The Truth About Music

"What's hot, what's not, and whats next in pop music"

Excerpt From Janis Ian’s “Fallout” on Downloading Music

Last night I came across this article. Although it is dated a few years, the message she sends is still very relevant. I’m curious what my readers think about this quote. Please vote in the poll below and leave some comments with your thoughts. You can download the full article by clicking here but this is the excerpt I would like your feedback on:

Do I still believe downloading is not harming the music industry? Yes, absolutely. Do I think consumers, once the industry starts making a product they want to buy, will still buy, even though they can download? Yes. Water is free, but a lot of us drink bottled water because it tastes better. You can get coffee at the office, but you’re likely to go to Starbucks or the local espresso place and bring it back to the office with you, because that coffee tastes better. When record companies start making CD’s that offer consumers a reason to buy them…consumers will buy them. The songs may be free on line, but the CD’s will taste better.

[poll id="8"]

Add A Comment

5 Legacy Comments

  • Comment by Greg posted April 20, 2010 at 23:49

    CD’s are dead, but thats a different issue i feel.

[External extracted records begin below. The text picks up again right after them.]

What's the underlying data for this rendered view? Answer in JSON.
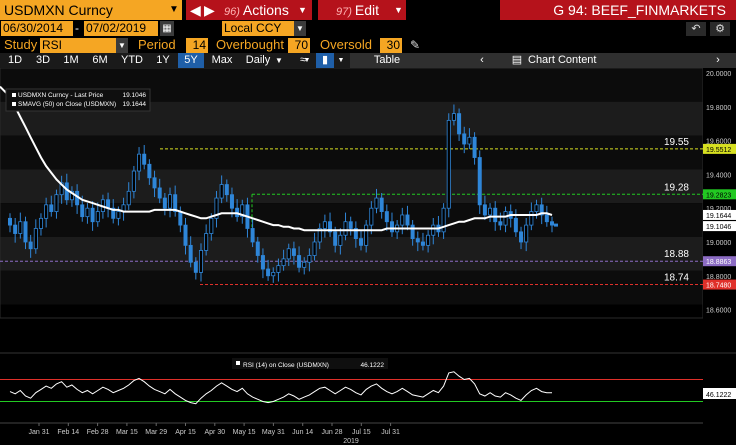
{
  "toolbar": {
    "ticker": "USDMXN Curncy",
    "actions_num": "96)",
    "actions": "Actions",
    "edit_num": "97)",
    "edit": "Edit",
    "title": "G 94: BEEF_FINMARKETS",
    "date_start": "06/30/2014",
    "date_end": "07/02/2019",
    "ccy": "Local CCY",
    "study_label": "Study",
    "study_value": "RSI",
    "period_label": "Period",
    "period_value": "14",
    "overbought_label": "Overbought",
    "overbought_value": "70",
    "oversold_label": "Oversold",
    "oversold_value": "30",
    "ranges": [
      "1D",
      "3D",
      "1M",
      "6M",
      "YTD",
      "1Y",
      "5Y",
      "Max"
    ],
    "selected_range": "5Y",
    "frequency": "Daily",
    "table": "Table",
    "chart_content": "Chart Content"
  },
  "colors": {
    "orange": "#f5a623",
    "red_bar": "#b5121b",
    "candle": "#2f86d8",
    "sma": "#ffffff",
    "yellow_line": "#d7e021",
    "green_line": "#22c922",
    "purple_line": "#8c6cc4",
    "red_line": "#e0302a"
  },
  "chart_data": {
    "type": "candlestick",
    "legend": [
      {
        "name": "USDMXN Curncy - Last Price",
        "value": "19.1046"
      },
      {
        "name": "SMAVG (50)  on Close (USDMXN)",
        "value": "19.1644"
      }
    ],
    "ylim": [
      18.55,
      20.03
    ],
    "yticks": [
      "20.0000",
      "19.8000",
      "19.6000",
      "19.4000",
      "19.2000",
      "19.0000",
      "18.8000",
      "18.6000"
    ],
    "xticks": [
      "Jan 31",
      "Feb 14",
      "Feb 28",
      "Mar 15",
      "Mar 29",
      "Apr 15",
      "Apr 30",
      "May 15",
      "May 31",
      "Jun 14",
      "Jun 28",
      "Jul 15",
      "Jul 31"
    ],
    "year_label": "2019",
    "levels": [
      {
        "label": "19.55",
        "value": 19.5512,
        "tag": "19.5512",
        "color": "#d7e021"
      },
      {
        "label": "19.28",
        "value": 19.2823,
        "tag": "19.2823",
        "color": "#22c922"
      },
      {
        "label": "18.88",
        "value": 18.8863,
        "tag": "18.8863",
        "color": "#8c6cc4"
      },
      {
        "label": "18.74",
        "value": 18.748,
        "tag": "18.7480",
        "color": "#e0302a"
      }
    ],
    "last_price_tag": "19.1046",
    "sma_tag": "19.1644",
    "close": [
      19.1,
      19.05,
      19.12,
      19.0,
      18.96,
      19.08,
      19.14,
      19.22,
      19.18,
      19.28,
      19.35,
      19.25,
      19.3,
      19.22,
      19.15,
      19.2,
      19.12,
      19.18,
      19.25,
      19.2,
      19.14,
      19.18,
      19.22,
      19.3,
      19.42,
      19.52,
      19.46,
      19.38,
      19.32,
      19.26,
      19.2,
      19.28,
      19.18,
      19.1,
      18.98,
      18.88,
      18.82,
      18.95,
      19.05,
      19.14,
      19.26,
      19.34,
      19.28,
      19.2,
      19.15,
      19.22,
      19.08,
      19.0,
      18.92,
      18.84,
      18.8,
      18.82,
      18.86,
      18.9,
      18.96,
      18.92,
      18.85,
      18.88,
      18.92,
      19.0,
      19.08,
      19.12,
      19.06,
      18.98,
      19.04,
      19.12,
      19.08,
      19.02,
      18.98,
      19.1,
      19.2,
      19.26,
      19.18,
      19.12,
      19.06,
      19.1,
      19.16,
      19.1,
      19.02,
      19.0,
      18.98,
      19.04,
      19.1,
      19.06,
      19.2,
      19.72,
      19.76,
      19.64,
      19.58,
      19.62,
      19.5,
      19.22,
      19.16,
      19.2,
      19.12,
      19.1,
      19.18,
      19.14,
      19.06,
      19.0,
      19.1,
      19.18,
      19.22,
      19.16,
      19.12,
      19.1
    ],
    "sma": [
      19.86,
      19.8,
      19.74,
      19.68,
      19.62,
      19.56,
      19.5,
      19.45,
      19.41,
      19.37,
      19.34,
      19.31,
      19.29,
      19.27,
      19.25,
      19.24,
      19.23,
      19.22,
      19.21,
      19.2,
      19.19,
      19.19,
      19.18,
      19.18,
      19.18,
      19.18,
      19.18,
      19.18,
      19.19,
      19.19,
      19.19,
      19.19,
      19.19,
      19.18,
      19.17,
      19.16,
      19.15,
      19.14,
      19.14,
      19.15,
      19.16,
      19.17,
      19.17,
      19.17,
      19.17,
      19.16,
      19.15,
      19.14,
      19.13,
      19.12,
      19.11,
      19.1,
      19.1,
      19.09,
      19.09,
      19.08,
      19.08,
      19.07,
      19.07,
      19.07,
      19.07,
      19.07,
      19.07,
      19.07,
      19.07,
      19.07,
      19.07,
      19.07,
      19.07,
      19.07,
      19.07,
      19.07,
      19.07,
      19.08,
      19.08,
      19.08,
      19.08,
      19.08,
      19.08,
      19.08,
      19.08,
      19.08,
      19.08,
      19.08,
      19.09,
      19.1,
      19.11,
      19.12,
      19.12,
      19.13,
      19.14,
      19.14,
      19.14,
      19.15,
      19.15,
      19.15,
      19.15,
      19.16,
      19.16,
      19.16,
      19.16,
      19.16,
      19.16,
      19.17,
      19.17,
      19.16
    ],
    "rsi": {
      "legend": "RSI (14)  on Close (USDMXN)",
      "legend_value": "46.1222",
      "tag": "46.1222",
      "overbought": 70,
      "oversold": 30,
      "values": [
        48,
        44,
        50,
        40,
        36,
        46,
        52,
        58,
        54,
        62,
        66,
        56,
        60,
        52,
        46,
        50,
        44,
        50,
        56,
        52,
        46,
        50,
        54,
        60,
        68,
        72,
        66,
        58,
        52,
        48,
        44,
        52,
        44,
        38,
        32,
        28,
        26,
        36,
        44,
        50,
        58,
        64,
        58,
        52,
        48,
        54,
        44,
        38,
        34,
        30,
        28,
        30,
        34,
        38,
        44,
        40,
        34,
        38,
        42,
        48,
        54,
        56,
        50,
        44,
        50,
        56,
        52,
        46,
        42,
        52,
        58,
        62,
        54,
        48,
        44,
        48,
        54,
        48,
        42,
        40,
        38,
        44,
        50,
        46,
        58,
        82,
        84,
        76,
        70,
        72,
        62,
        44,
        40,
        46,
        40,
        38,
        46,
        42,
        36,
        32,
        42,
        50,
        54,
        48,
        46,
        46
      ]
    }
  }
}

    Her comparison is weak, if she had said free starbucks at work instead of just coffee it would make more sense….and would also disprove herself. when it is literally the same product those who dl will always dl. i am not dling mediocre band A because otherwise i would have to pay for amazing band B; i have access to both and will steal accordingly ;)

    why buy the cow when you can get the milk for free.

  • Comment by Greg posted April 20, 2010 at 23:50

    oo and if they make it available to buy it is with out a doubt available to take (in refernce to harris’ point about artwork and what not)

  • Comment by Jennifer posted April 21, 2010 at 00:14

    Great quote. I’ve pondered this idea for awhile–and sure, it’s true in theory and it’s always important to think about the value you’re offering, but I am not sure how sustainable this idea is.

    Ok so, if you create an incentive for fans to buy a CD, if you offer something exclusively in the physical form, fans will purchase the physical CD. I can see this working in various forms (one example: running a contest and offering a “golden ticket” in several physical CDs that could be redeemed for a special prize).

    But that’s essentially a gimmick, a one-off, forcing people to buy the CD to win the prize. I can’t think of any other ways to encourage people to buy CDs (and music in general) in a long-term and sustainable way when the other alternative is always going to be getting music for free.


  • Comment by Harris posted April 21, 2010 at 00:22

    I actually think the idea of a “golden ticket” is awesome. I’m curious what would happen if labels gave away 20-30 tickets to a bands local shows in each market. Would people buy a $10 CD if they had a chance of winning a pair of tickets to the bands upcoming show? I think they would…

  • Comment by Edmund posted April 21, 2010 at 09:12

    Harris, two points:

    1. There are more than two options here. What about legal downloads via iTunes or Amazon? That lets me support artists AND save the environment AND save money, all at once.

    2. There is absolutely zero evidence that illegal downloads hurt ARTISTS. Sure, it hurts LABELS, but those are NOT the same thing.